UGANDA – Uganda based on-demand grocery delivery platform, Minute5, has moved to the AWS (Amazon Web Services) cloud computing platform, in a bid to expand its offering for consumers and boost sales for small scale producers.

AWS is a subsidiary of Amazon providing a variety of basic abstract technical infrastructure and distributed computing building blocks and tools.

Founded in 2018, the eCommerce startup offers fresh food delivery directly from local farmers and markets to consumers.

With a fully-mobile functioning platform, the startup has established contactless payments, providing an innovative and easy-to-use service to consumers while creating an additional revenue stream for local smallholder farmers and markets.

Goods are delivered to customers via boda-boda drivers and orders are delivered directly to customers within 10-15 minutes of ordering via the online platform.

According to reports by Ventureburn, the move will further enhance the startup’s current offering and streamlines the customer journey.

“The move to AWS allowed us to scale up and put more products into the system, increase our own productivity and increase sales,” Jonathan Paul Katumba, Minute5 Co-founder and CEO explained.

So far it has reportedly secured more than 150 new customers, with 70 repeat customers, for a total of 540 regular customers.

The connection to the AWS platform was made by NTF IV, a Dutch government-funded project.

Minute5 plans to expand its business model by integrating the company into the supply-chain cycle and in turn boosting sales for small-scale producers and providing fresh produce to consumers.
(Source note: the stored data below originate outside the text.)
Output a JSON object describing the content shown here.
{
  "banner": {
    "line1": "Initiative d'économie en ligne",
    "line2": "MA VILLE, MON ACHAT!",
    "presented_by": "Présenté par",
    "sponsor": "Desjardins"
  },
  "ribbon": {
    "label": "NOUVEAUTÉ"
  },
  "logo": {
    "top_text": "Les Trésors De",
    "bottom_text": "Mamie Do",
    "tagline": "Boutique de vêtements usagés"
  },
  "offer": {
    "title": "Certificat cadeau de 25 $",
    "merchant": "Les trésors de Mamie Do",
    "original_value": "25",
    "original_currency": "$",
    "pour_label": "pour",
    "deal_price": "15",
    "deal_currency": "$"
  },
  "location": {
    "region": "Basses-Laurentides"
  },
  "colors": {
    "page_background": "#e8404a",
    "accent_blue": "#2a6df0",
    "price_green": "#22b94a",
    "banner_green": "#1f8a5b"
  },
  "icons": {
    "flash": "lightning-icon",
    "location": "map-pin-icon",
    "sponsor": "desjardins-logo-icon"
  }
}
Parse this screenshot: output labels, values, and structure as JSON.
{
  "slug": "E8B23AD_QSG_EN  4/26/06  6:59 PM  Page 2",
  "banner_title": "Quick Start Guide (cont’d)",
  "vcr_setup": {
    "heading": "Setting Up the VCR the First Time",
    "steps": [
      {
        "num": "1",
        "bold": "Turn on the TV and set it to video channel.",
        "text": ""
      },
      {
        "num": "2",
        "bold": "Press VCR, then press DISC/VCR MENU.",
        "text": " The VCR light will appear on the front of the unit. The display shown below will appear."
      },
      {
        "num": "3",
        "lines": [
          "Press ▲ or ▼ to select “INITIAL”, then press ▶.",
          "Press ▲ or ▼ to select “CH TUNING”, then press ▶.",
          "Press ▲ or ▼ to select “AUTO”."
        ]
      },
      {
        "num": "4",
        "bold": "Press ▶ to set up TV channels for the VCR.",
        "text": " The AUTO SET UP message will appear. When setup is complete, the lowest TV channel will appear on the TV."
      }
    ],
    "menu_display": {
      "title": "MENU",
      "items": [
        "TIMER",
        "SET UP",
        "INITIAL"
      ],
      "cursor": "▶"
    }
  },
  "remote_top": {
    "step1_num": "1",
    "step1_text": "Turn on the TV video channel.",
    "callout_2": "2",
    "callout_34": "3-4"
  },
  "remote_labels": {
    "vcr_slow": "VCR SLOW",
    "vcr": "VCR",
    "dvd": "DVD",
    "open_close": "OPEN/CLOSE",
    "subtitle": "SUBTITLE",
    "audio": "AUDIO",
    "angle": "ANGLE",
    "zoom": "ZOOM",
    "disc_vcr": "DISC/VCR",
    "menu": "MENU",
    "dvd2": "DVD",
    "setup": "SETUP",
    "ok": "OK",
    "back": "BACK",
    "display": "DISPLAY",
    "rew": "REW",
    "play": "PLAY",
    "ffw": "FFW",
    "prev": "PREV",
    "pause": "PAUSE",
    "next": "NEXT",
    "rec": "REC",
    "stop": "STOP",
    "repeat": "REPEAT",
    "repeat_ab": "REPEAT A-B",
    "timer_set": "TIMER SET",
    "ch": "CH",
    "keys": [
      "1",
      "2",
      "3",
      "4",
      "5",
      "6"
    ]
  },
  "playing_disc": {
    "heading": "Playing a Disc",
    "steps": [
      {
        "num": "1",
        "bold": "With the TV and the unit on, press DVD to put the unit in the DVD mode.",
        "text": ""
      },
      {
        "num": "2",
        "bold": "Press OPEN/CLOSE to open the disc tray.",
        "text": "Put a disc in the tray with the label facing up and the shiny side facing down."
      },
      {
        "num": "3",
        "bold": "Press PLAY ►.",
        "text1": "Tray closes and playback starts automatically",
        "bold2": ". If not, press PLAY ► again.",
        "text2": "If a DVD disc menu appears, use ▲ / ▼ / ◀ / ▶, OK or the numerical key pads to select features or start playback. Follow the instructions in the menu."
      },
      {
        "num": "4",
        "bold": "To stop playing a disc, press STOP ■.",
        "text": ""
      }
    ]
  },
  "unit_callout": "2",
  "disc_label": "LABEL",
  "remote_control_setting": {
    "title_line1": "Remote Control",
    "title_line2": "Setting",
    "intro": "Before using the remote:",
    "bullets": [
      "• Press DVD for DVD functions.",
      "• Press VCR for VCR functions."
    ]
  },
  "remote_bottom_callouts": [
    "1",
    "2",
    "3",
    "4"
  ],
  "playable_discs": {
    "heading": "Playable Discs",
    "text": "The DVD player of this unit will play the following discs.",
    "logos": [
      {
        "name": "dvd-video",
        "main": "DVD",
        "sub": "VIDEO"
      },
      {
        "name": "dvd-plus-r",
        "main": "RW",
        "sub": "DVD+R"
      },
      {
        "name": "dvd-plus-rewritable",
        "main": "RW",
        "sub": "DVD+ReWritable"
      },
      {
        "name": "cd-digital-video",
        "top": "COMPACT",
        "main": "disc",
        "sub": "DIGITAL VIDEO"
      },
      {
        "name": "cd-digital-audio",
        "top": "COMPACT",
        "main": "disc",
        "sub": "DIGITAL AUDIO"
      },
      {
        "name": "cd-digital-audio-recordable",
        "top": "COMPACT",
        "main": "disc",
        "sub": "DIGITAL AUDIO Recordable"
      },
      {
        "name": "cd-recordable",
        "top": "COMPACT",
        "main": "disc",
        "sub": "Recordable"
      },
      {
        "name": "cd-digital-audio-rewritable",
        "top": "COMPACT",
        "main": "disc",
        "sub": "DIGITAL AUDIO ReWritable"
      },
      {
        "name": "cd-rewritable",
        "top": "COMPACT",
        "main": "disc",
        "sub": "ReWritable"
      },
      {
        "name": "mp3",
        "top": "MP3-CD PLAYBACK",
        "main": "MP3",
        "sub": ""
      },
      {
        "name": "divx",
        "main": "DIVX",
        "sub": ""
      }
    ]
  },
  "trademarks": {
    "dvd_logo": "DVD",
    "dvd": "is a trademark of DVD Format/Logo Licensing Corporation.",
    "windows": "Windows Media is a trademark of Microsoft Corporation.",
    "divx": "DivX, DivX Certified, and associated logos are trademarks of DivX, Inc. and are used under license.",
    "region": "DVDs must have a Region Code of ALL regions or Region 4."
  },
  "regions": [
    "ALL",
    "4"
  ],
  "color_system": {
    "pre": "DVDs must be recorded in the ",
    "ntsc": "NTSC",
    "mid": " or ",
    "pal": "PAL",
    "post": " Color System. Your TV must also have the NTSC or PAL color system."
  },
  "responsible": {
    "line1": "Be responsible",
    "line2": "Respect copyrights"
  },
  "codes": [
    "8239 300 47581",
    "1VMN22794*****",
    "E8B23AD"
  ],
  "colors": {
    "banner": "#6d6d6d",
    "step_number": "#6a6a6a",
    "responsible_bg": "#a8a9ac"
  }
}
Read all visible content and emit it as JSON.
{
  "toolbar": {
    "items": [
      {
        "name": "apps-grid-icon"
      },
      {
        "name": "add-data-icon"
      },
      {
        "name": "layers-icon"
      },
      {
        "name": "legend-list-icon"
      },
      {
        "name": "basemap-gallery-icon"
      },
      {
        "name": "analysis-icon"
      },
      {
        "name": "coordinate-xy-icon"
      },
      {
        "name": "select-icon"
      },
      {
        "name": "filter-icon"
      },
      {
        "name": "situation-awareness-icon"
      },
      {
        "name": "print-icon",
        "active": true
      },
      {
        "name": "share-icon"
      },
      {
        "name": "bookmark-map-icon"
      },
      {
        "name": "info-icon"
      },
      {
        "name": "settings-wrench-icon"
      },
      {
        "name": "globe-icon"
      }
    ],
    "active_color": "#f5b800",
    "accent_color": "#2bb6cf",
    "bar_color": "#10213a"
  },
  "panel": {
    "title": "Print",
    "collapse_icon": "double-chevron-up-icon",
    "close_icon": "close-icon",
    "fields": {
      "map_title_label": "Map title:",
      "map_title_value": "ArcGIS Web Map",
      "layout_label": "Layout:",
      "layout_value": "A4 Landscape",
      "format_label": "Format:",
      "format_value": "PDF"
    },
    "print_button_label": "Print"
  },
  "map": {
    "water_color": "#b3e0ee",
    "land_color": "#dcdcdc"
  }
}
“In this way, we can provide customers a convenient service while also helping local farmers. And since we collect consumption data, we can also advise those farmers on what food to grow in preparation for different food seasons,” said Katumba.

According to the startup, 40% of its produce is sourced from local farmers while the rest comes from local markets.

“The move to AWS allowed us to scale up and put more products into the system, increase our own productivity and increase sales.”

Jonathan Paul Katumba – Minute5 Co-founder and CEO

With plans to boost its small-scale farmer produce output, the startup plans to build easily accessible storage facilities for farmers’ produce and will double as a retail outlet.

This will in turn assist farmers in reducing their food waste and increase crop productivity as consumer demand rises.

Meanwhile, AgroCenta, a Ghanaian digital food distribution platform, has raised US$790,000 in Pre-Series A funding round from Shell Foundation, The Foreign, Commonwealth, and Development Office (FCDO), AV Ventures, and Rabo Foundation.

Founded in 2016, the company operates a mobile merchanting platform known as CropChain which provides market information, storage & delivery solutions and financial services to smallholder farmers in Ghana, mainly handling white and yellow maize, rice, soybean, cowpeas, and sorghum.

The funding, according to the agri-tech starup will enable it to further develop its smallholder farmer inclusion programmes and procure crops at transparent and fair market prices to service offtake contracts.